Gli ISAC, istituiti al fine di individuare e prevenire la sottrazione di basi imponibili all’imposizione contributiva, consentono ai datori di lavoro di regolarizzare le proprie posizioni mediante comunicazioni di compliance e sono elaborati mediante una metodologia che combina l'utilizzo di dati di natura contributiva e fiscale.

A tal fine è stato mutuato l’assetto operativo già previsto per gli indici sintetici di affidabilità fiscale (ISA).

Nello specifico, la funzionalità degli ISAC riguarda:

  • la verifica della coerenza tra la forza lavoro dichiarata dal datore di lavoro e le caratteristiche economiche dell’attività esercitata;
  • l’individuazione di situazioni di potenziale rischio di evasione o elusione contributiva.


LA LETTERA DI COMPLIANCE

Al fine di promuovere la corretta contribuzione e la regolarizzazione spontanea di eventuali anomalie, nei confronti dei datori appartenenti ai primi due settori sperimentali (commercio all'ingrosso alimentare e servizi alberghieri ed extra-alberghieri) l'INPS:

  • entro il 31 marzo 2026 invia in modo telematico delle comunicazioni di compliance relative all'anno 2023 qualora rilevi uno scostamento, lieve o significativo, dai valori normali, ossia rientranti nella c.d. fascia di normalità come determinata nel modello identificativo degli ISAC;
  • successivamente trasmette tali lettere a tutti i datori di lavoro rientranti nei settori analizzati, anche se privi di scostamento.
  • La comunicazione viene inviata anche agli eventuali intermediari delegati dai datori di lavoro interessati.

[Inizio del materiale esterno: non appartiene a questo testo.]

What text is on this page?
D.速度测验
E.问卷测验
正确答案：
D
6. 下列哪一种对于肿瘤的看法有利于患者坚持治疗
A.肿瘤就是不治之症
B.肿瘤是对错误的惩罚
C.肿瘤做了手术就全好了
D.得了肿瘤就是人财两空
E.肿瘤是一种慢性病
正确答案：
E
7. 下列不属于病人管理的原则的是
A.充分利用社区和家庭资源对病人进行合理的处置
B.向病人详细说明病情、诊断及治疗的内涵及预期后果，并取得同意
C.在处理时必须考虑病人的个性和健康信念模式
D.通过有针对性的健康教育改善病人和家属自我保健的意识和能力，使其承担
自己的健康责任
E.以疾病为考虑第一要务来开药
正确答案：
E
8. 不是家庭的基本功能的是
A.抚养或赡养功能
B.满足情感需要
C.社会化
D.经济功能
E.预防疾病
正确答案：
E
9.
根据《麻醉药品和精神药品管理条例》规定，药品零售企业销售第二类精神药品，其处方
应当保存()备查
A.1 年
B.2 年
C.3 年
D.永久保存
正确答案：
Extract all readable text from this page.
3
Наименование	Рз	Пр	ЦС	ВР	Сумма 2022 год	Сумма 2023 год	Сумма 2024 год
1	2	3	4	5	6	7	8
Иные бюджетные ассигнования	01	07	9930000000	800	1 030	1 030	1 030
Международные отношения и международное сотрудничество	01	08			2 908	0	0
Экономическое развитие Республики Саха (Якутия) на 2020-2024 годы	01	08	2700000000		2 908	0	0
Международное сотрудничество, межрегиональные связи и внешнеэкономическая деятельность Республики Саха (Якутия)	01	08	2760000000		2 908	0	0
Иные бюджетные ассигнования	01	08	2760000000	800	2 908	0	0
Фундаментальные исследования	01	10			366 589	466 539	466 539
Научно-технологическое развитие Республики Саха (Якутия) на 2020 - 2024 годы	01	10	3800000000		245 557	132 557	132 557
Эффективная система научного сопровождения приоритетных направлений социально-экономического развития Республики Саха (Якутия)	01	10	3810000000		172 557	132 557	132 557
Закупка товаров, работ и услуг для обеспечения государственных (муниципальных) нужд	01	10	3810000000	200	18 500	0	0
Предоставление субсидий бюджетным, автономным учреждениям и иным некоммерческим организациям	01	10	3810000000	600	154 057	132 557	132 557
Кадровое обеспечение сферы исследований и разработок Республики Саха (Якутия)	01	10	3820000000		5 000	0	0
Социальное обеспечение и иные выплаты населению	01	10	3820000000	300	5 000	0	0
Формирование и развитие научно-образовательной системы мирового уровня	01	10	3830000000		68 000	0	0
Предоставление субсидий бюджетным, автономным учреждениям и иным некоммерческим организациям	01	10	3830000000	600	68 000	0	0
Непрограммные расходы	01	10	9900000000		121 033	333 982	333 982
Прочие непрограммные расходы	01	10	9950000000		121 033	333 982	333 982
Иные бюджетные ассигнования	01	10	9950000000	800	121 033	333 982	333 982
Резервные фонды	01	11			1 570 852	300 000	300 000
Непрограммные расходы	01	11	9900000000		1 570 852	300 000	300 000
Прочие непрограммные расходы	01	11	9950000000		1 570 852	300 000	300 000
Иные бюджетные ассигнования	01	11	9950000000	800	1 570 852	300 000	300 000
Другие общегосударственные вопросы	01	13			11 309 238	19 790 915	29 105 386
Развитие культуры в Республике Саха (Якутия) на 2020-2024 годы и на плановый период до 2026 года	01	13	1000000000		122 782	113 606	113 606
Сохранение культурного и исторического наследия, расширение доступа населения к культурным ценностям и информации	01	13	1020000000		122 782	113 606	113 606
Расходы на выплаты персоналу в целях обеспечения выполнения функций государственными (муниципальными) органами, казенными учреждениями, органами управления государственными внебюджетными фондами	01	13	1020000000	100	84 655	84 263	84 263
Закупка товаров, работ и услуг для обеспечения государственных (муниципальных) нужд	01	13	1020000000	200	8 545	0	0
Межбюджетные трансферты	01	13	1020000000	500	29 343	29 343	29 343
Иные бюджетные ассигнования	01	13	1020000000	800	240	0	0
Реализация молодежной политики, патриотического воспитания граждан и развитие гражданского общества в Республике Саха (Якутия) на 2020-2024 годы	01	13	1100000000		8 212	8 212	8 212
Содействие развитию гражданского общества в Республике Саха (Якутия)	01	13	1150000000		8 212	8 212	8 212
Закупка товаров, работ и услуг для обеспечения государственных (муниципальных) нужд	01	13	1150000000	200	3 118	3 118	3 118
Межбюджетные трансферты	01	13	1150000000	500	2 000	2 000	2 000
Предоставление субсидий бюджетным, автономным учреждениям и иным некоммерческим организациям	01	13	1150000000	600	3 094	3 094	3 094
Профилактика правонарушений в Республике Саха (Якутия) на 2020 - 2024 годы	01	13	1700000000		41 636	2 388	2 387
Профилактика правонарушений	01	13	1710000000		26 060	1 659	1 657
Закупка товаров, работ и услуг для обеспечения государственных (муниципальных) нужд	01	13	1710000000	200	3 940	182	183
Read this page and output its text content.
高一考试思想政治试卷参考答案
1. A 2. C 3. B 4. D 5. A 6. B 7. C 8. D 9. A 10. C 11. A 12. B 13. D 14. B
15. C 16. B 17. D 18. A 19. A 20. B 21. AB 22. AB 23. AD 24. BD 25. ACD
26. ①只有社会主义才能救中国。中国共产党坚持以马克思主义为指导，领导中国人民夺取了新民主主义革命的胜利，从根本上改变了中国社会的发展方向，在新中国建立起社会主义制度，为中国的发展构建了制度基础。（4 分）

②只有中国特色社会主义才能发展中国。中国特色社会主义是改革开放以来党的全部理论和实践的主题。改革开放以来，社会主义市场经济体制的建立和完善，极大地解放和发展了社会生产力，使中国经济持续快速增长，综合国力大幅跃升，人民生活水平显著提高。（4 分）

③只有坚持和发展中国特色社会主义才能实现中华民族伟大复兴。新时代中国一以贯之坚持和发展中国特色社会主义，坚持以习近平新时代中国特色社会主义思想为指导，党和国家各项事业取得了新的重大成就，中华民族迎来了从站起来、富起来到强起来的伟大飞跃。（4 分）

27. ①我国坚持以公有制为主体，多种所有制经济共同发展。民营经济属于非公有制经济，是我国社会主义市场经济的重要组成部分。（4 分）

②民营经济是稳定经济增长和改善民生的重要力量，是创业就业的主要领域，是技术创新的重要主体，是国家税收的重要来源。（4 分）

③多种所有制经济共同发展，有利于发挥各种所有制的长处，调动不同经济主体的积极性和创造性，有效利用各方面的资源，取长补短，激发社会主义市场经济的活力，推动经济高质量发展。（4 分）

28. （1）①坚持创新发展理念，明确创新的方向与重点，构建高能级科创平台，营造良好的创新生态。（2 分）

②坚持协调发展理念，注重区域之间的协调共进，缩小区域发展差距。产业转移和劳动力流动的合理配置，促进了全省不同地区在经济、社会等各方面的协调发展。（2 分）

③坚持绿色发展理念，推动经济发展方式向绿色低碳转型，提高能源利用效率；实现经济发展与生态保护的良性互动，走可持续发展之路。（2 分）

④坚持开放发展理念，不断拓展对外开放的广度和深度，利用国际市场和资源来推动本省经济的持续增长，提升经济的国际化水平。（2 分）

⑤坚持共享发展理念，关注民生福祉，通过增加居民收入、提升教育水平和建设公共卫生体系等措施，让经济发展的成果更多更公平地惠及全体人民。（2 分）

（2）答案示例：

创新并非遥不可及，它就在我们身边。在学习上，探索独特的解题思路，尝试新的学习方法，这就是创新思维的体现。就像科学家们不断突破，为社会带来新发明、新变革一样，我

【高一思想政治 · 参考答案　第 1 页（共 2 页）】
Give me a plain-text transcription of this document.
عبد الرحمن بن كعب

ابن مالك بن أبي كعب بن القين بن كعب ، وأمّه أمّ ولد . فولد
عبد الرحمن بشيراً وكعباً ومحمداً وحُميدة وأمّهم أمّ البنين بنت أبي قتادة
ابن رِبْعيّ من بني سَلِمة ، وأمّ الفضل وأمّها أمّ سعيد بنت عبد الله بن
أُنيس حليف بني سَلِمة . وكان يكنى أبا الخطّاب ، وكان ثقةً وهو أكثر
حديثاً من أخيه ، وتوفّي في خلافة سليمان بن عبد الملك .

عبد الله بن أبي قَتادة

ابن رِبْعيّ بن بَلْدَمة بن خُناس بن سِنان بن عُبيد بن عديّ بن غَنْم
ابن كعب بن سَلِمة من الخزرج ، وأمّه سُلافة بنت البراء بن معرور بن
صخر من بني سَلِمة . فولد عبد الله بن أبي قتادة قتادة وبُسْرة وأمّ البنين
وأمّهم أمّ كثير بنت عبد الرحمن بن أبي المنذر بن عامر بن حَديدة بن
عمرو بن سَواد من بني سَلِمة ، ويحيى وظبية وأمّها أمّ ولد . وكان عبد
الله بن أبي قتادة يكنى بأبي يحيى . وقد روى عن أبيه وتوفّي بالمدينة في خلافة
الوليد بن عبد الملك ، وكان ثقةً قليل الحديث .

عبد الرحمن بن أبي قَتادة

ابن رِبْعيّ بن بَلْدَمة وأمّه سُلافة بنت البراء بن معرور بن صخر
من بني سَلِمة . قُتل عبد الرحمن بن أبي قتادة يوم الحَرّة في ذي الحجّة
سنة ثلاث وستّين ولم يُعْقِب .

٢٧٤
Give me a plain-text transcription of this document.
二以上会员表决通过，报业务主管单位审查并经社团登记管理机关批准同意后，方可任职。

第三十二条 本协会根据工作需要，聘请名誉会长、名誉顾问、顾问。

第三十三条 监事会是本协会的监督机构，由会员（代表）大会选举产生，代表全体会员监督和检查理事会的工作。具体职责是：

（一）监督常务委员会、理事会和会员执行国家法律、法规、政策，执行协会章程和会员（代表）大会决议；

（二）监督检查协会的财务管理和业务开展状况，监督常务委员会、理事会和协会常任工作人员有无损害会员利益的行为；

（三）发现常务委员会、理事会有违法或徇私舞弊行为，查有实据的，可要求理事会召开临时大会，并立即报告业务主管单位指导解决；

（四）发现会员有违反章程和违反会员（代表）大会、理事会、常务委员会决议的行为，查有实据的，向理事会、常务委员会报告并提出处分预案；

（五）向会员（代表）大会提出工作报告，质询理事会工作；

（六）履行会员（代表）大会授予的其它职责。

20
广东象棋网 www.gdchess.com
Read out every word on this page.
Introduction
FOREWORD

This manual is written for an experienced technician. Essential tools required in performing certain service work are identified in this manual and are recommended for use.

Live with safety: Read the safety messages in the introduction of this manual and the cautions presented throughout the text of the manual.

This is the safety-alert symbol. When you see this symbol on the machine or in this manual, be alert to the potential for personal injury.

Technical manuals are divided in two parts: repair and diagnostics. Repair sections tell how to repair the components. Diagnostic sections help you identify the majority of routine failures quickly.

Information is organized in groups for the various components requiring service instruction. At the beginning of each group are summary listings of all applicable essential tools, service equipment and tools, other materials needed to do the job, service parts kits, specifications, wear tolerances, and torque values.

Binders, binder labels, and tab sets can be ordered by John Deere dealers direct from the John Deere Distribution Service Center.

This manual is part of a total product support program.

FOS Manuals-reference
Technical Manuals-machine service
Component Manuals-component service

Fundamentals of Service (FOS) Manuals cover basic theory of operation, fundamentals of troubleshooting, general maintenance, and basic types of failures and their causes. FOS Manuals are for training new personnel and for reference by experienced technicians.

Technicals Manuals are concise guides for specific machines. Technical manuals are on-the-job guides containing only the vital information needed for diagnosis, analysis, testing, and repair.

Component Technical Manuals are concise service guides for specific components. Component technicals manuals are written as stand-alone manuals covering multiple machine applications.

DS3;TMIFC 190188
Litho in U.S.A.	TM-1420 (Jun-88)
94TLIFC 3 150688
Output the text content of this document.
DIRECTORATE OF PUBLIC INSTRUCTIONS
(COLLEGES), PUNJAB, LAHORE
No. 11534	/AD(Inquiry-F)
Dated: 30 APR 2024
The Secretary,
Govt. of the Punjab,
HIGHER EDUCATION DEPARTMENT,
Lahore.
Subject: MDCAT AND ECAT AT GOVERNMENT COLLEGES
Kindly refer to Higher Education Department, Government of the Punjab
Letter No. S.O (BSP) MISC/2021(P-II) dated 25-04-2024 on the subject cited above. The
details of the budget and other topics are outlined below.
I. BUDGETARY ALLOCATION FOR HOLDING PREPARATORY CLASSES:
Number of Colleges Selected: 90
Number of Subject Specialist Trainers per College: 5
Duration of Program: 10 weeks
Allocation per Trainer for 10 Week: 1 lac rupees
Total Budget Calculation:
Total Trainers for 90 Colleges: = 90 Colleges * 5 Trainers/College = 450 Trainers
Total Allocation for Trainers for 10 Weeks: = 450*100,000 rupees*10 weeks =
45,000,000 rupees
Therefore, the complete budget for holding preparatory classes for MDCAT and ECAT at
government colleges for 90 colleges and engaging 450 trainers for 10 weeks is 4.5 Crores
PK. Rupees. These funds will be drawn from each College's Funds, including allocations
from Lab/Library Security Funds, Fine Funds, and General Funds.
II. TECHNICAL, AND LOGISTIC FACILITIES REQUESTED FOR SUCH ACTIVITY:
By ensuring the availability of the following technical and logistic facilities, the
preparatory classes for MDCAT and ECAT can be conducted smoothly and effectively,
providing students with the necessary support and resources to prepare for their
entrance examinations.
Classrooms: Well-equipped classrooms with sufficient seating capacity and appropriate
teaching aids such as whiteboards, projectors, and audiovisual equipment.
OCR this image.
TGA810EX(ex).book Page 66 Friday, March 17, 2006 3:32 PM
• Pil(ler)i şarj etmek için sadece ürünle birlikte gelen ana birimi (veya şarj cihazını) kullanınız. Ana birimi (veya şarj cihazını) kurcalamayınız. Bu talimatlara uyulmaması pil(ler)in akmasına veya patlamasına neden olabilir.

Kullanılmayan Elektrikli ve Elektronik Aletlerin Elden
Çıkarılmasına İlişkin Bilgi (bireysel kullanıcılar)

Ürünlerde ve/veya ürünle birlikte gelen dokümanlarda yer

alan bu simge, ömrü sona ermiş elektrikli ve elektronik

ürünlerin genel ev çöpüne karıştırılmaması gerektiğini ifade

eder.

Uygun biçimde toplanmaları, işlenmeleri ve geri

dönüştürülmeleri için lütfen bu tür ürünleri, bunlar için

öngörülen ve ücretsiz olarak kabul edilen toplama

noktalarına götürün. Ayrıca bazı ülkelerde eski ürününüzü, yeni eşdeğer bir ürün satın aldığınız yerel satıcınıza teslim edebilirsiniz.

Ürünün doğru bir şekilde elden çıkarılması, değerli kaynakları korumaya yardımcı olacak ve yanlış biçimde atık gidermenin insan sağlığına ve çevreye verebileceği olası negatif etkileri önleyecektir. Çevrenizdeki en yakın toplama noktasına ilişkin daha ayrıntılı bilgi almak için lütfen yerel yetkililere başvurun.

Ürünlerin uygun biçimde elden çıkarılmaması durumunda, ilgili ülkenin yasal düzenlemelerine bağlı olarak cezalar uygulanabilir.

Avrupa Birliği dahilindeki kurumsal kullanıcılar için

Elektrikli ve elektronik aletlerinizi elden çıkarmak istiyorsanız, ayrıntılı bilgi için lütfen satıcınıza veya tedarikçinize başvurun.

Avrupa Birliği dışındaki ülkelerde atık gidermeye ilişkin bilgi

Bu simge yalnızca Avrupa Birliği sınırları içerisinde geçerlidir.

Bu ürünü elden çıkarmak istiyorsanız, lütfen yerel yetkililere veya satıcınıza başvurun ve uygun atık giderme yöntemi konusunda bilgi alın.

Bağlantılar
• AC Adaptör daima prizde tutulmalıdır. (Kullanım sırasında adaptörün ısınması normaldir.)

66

COINVOLGIMENTO DELLE PARTI SOCIALI E PROBLEMATICITÀ

A differenza da quanto accaduto per gli indici di affidabilità fiscale (ISA) dai quali gli ISAC discendono, in questa occasione il coinvolgimento delle parti sociali in genere e delle associazioni datoriali in particolare nell’elaborazione dello strumento è stato temporalmente limitato.

Confcommerico-Federalberghi, coinvolta nel tavolo di consultazione, ha espresso sin dall’inizio le proprie riserve relativamente alle modalità di realizzazione della sperimentazione e ai contenuti della stessa.

In particolare è stato sottolineato:

  • il fatto che la sperimentazione parta dal settore commercio all’ingrosso alimentare e turistico ricettivo non trova un puntuale riferimento nella normativa ed è di fatto arbitrario rispetto ai criteri alla base dell’istituzione degli ISAC; 
  • è indispensabile che tra gli indicatori di affidabilità contributiva trovi adeguata valorizzazione l’applicazione della contrattazione collettiva leader, poiché proprio a questo tipo di contrattazione il legislatore affida il compito di fissare la retribuzione sulla quale viene calcolata la contribuzione obbligatoria e pertanto rappresenta il primo riscontro di affidabilità;
  • è necessario che gli ISAC tengano in considerazione le differenti modalità gestionali delle imprese, e in particolare il ricorso frequente all’appalto di servizi, istituto disciplinato dalla legge e dalla contrattazione collettiva, al fine di evitare contestazioni nei confronti di imprese pienamente regolari;
  • è opportuno che le lettere di compliance inviate alle imprese siano strutturate in modo da permettere l’immediata comprensione dei valori riportati, evitando fraintendimenti e accrescendo per tale via la richiesta di informazioni nei confronti delle amministrazioni interessate, che in una prima fase sarebbero limitate alla sola struttura nazionale dell’INPS.

Confcommercio continuerà a seguire con la massima attenzione l’implementazione degli ISAC, al fine di fornire al sistema organizzativo e alle imprese ogni utile informazione per il corretto utilizzo dello strumento.

ATTENZIONE: La notizia è riferita alla data di pubblicazione dell'articolo indicata in alto, sotto il titolo. Le informazioni contenute possono pertanto, nel corso del tempo, subire delle variazioni non riportate in questa pagina, ma in comunicazioni successive o non essere più attuali.